Article ID: | iaor201095 |
Volume: | 10 |
Issue: | 4 |
Start Page Number: | 235 |
End Page Number: | 251 |
Publication Date: | Dec 2009 |
Journal: | Information Technology and Management |
Authors: | Raja Uzma, Tretter Marietta J |
Keywords: | datamining |
This paper develops tests and validates a model for the antecedents of open source software (OSS) defects, using Data and Text Mining. The public archives of OSS projects are used to access historical data on over 5,000 active and mature OSS projects. Using domain knowledge and exploratory analysis, a wide range of variables is identified from the process, product, resource, and end-user characteristics of a project to ensure that the model is robust and considers all aspects of the system. Multiple Data Mining techniques are used to refine the model and data is enriched by the use of Text Mining for knowledge discovery from qualitative information. The study demonstrates the suitability of Data Mining and Text Mining for model building.

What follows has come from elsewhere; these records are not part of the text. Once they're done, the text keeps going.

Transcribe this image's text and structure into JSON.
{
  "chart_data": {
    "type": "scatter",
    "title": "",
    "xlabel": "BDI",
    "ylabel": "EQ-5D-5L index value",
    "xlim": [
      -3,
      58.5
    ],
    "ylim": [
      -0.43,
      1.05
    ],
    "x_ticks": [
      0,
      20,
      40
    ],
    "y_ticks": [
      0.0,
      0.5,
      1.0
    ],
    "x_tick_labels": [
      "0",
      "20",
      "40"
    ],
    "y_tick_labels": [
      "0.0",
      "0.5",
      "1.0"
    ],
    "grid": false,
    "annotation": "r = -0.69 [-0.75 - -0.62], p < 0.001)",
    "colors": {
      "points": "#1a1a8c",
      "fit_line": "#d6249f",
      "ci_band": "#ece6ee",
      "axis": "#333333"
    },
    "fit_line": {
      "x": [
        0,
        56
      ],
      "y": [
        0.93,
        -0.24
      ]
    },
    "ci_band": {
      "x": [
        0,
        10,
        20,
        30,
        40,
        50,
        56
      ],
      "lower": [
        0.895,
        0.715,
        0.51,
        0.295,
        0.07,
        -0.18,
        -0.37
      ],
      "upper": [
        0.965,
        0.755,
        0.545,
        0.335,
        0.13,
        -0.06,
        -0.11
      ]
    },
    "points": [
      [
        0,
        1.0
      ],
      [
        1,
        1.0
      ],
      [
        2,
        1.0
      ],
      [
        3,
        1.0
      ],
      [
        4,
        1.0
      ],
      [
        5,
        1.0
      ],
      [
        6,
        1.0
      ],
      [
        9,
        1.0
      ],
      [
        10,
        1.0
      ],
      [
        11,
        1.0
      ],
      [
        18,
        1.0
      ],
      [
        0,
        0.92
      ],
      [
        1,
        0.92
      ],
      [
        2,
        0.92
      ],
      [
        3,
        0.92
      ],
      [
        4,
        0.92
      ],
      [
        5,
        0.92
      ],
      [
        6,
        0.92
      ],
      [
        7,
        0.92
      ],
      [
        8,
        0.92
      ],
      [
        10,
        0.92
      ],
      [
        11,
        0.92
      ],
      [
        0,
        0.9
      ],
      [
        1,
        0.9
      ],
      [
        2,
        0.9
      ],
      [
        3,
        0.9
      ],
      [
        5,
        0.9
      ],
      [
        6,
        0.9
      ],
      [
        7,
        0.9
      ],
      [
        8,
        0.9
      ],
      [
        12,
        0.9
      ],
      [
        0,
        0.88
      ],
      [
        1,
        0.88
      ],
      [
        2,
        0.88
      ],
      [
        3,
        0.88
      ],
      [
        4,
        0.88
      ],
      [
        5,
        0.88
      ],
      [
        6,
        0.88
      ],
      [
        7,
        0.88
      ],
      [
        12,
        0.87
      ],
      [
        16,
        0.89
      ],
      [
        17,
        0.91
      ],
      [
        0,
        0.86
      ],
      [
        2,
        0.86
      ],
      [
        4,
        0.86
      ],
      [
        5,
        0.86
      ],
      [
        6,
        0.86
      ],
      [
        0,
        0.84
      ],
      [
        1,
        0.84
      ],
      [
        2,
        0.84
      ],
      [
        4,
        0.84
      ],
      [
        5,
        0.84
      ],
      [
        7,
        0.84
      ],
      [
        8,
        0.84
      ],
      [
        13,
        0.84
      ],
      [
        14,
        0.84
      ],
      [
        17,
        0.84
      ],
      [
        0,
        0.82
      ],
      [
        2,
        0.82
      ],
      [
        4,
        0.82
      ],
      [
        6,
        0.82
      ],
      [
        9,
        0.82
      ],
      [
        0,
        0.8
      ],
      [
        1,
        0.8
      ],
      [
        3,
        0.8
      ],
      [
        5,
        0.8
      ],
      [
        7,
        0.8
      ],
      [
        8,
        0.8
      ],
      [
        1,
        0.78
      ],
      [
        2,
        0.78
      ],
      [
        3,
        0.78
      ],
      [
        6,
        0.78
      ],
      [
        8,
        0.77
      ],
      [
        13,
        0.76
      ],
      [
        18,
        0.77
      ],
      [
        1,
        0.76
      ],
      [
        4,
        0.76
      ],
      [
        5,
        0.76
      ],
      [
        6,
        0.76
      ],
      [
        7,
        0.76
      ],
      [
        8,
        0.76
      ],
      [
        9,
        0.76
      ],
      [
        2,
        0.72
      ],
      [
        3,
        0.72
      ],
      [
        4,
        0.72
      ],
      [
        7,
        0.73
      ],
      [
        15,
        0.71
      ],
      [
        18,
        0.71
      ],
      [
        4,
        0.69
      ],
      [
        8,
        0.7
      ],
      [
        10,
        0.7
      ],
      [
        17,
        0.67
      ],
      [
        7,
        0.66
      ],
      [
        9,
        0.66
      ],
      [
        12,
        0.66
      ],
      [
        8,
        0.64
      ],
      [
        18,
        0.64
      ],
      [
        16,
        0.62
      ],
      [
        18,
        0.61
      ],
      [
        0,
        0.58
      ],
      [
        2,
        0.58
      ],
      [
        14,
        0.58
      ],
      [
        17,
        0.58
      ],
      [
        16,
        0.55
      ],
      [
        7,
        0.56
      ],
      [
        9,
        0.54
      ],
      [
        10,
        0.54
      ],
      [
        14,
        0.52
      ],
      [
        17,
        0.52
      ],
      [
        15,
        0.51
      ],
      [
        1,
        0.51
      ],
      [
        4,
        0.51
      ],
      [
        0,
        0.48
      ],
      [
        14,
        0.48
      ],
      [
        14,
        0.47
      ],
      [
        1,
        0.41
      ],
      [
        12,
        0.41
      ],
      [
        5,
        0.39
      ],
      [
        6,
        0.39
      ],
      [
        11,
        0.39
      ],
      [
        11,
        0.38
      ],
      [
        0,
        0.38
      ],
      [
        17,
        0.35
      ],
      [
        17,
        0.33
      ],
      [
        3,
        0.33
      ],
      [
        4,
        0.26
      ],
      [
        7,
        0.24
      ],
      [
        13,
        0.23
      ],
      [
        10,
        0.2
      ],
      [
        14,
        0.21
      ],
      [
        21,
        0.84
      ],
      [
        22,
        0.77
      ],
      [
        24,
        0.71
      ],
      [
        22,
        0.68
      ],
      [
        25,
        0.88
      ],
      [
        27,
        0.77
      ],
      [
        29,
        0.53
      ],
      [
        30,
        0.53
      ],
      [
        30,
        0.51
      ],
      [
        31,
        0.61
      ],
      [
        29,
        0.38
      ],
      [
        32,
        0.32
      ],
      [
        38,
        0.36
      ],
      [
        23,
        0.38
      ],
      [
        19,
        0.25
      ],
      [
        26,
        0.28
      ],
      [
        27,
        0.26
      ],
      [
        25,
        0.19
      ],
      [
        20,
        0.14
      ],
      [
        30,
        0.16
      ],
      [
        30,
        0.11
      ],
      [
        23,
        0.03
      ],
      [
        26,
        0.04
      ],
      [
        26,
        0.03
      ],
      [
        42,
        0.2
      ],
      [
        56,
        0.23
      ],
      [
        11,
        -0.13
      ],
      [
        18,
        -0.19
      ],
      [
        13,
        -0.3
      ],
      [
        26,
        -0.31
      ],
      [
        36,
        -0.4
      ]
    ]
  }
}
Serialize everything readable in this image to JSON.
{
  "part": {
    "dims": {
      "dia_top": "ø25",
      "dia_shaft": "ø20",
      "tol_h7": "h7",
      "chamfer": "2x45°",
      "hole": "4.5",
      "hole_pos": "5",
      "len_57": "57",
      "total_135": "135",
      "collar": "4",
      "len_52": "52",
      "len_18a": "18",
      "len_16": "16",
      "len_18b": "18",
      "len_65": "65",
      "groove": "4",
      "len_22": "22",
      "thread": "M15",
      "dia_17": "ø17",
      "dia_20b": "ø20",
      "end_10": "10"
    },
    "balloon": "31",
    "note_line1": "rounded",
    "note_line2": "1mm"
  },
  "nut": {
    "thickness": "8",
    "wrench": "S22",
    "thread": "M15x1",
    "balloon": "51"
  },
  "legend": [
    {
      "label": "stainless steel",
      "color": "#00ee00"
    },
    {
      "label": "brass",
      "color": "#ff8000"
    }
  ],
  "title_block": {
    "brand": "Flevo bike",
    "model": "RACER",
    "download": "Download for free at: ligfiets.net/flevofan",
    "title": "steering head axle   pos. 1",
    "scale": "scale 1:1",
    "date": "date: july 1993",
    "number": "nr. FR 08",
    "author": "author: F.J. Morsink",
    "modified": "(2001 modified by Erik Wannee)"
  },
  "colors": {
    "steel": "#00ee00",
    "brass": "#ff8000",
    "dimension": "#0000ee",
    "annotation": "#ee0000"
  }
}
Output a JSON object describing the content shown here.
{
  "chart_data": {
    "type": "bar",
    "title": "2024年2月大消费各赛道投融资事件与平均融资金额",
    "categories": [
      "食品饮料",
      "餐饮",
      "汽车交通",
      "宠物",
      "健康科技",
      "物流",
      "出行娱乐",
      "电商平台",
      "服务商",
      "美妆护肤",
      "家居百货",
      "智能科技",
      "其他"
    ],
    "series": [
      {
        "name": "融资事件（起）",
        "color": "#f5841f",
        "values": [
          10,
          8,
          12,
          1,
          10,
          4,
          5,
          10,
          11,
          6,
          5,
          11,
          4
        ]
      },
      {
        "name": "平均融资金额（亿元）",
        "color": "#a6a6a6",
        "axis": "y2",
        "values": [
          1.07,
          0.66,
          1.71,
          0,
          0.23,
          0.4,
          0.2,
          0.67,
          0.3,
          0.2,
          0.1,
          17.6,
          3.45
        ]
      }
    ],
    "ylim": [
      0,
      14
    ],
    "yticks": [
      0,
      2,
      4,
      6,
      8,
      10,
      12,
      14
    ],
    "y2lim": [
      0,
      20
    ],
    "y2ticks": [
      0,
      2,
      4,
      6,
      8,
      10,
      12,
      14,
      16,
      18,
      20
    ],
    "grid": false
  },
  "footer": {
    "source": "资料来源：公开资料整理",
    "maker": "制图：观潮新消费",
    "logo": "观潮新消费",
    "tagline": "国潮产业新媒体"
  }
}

Results indicate that project type, end-user activity, process quality, team size and project popularity have a significant impact on the defect density of operational OSS projects. Since many organizations, both for profit and not for profit, are beginning to use Open Source Software as an economic alternative to commercial software, these results can be used in the process of deciding what software can be reasonably maintained by an organization.